Planifier (bien) à l’avance : Le fait d’obtenir des locaux de stockage vous permet d’assurer une planification. Dans un environnement de chaîne d’approvisionnement normal, les marchandises de la haute saison seraient expédiées vers les États-Unis pendant les mois d’été. Dans l’environnement actuel, ils pourraient devoir être expédiés immédiatement après la haute saison précédente. Mais sans locaux pour entreposer ces marchandises, la planification d’avance devient presque impossible.
Surveiller la situation mondiale : Une fois que vous savez où les fournisseurs de vos fournisseurs obtiennent leurs intrants, surveillez le nombre de cas de COVID et les taux de vaccination. Risque-t-il d’y avoir une nouvelle vague? Envisage-t-on un nouveau confinement? Même si aucun confinement n’est imposé, vous voudrez peut-être compter sur un autre fournisseur pour l’ensemble ou une partie de l’expédition de vos stocks suivants au cas où un autre confinement serait envisagé. L’imposition d’un confinement peut être inattendue.

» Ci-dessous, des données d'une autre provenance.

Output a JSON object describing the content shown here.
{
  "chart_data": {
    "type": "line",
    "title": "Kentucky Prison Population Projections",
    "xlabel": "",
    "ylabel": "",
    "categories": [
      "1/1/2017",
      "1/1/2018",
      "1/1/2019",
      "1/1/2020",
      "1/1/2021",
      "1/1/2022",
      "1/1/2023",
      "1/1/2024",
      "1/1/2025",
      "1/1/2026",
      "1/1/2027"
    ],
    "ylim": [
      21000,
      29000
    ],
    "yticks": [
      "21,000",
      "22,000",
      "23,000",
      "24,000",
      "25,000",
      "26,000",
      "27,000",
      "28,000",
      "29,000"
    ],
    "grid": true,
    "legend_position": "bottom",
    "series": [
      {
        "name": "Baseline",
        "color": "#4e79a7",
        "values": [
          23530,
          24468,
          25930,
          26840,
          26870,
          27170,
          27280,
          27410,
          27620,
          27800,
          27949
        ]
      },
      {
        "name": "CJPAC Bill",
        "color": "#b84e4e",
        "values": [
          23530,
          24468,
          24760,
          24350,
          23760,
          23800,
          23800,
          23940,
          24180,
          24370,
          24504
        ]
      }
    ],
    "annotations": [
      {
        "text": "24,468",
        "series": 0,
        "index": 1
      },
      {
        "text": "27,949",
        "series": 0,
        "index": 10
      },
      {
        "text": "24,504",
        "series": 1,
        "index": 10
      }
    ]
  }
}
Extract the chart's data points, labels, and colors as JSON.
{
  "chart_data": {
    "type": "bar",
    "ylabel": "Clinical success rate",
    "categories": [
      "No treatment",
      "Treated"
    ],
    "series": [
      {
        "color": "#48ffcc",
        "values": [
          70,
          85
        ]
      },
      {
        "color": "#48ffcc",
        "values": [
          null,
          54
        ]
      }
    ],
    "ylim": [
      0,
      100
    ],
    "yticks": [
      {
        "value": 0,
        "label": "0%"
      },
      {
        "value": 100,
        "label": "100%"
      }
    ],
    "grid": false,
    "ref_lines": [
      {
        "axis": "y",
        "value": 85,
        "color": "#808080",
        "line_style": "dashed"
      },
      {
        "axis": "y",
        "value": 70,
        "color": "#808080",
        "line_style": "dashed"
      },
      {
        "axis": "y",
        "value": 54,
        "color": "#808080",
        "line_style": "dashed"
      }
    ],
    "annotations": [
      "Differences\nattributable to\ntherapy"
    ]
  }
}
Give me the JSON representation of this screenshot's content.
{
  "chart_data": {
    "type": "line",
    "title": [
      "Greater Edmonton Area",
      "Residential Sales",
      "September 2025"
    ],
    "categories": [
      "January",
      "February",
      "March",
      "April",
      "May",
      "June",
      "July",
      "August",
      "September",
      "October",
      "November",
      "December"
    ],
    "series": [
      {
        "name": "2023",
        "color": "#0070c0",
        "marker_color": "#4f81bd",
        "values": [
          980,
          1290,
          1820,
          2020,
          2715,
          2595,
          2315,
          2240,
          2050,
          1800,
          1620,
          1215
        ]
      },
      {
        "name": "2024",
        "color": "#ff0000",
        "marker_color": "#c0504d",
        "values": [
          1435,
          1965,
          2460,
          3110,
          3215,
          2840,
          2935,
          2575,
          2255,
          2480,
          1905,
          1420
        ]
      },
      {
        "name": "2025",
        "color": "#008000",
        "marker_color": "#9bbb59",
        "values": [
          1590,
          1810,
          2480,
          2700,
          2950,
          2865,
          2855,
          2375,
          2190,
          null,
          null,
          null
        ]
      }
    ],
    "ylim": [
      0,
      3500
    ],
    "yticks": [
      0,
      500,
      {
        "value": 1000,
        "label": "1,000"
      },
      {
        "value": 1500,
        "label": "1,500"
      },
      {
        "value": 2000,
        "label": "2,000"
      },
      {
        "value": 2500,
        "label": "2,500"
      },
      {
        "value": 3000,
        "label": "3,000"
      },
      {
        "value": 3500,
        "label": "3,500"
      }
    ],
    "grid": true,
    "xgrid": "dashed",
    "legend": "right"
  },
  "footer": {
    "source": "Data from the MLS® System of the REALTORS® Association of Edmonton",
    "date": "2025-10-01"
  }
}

Trouver des économies dissimulées : Dans les chaînes d’approvisionnement, on trouve souvent de nombreuses économies cachées, de la correction de la mauvaise classification des importations à la mise en œuvre de programmes de droits préférentiels (comme les accords de libre-échange), en passant par le remboursement de droits pour le trop-perçu sur les marchandises maintenant exemptées, mais précédemment tarifées, et le recours à des mécanismes obscurs, comme la règle de première vente, pour économiser sur les droits à payer. Ils peuvent aider à neutraliser la hausse des coûts de fret et d’entreposage, ce qui vous permet de maintenir votre compétitivité par rapport aux grandes entreprises qui affichent une plus grande capacité quand vient le temps d’absorber les coûts imprévus.
La perturbation de la chaîne d’approvisionnement attribuable à la pandémie de COVID-19 a forcé la fermeture de milliers de petites entreprises aux États-Unis. La survie des entreprises qui restent, surtout celles qui comptent sur des fournisseurs internationaux, dépendra fortement de la prospective, de la planification et d’un passage d’une approche juste à temps à une approche juste au cas. Bien qu’il soit impossible de prédire l’imprévisible, il est possible de se préparer au pire, tout en espérant que tout aille pour le mieux. Dans l’environnement d’aujourd’hui, l’ancien dicton, à savoir que l’échec de la planification équivaut à la planification de l’échec, n’a jamais eu autant de sens.
Jill Hurley est directrice des services-conseils en commerce mondial de Livingston International, aux États-Unis. Elle apporte une grande expertise dans l’élaboration et la mise en œuvre de programmes de conformité des importations et des exportations, les audits de conformité, les exigences en matière de licences d’exportation, la sécurité de la chaîne d’approvisionnement, la préparation, la présentation et la supervision de projets d’atténuation des pénalités et l’assistance en matière de recours commerciaux américains, tels que les droits antidumping et compensateurs, et les ordres en matière de propriété intellectuelle.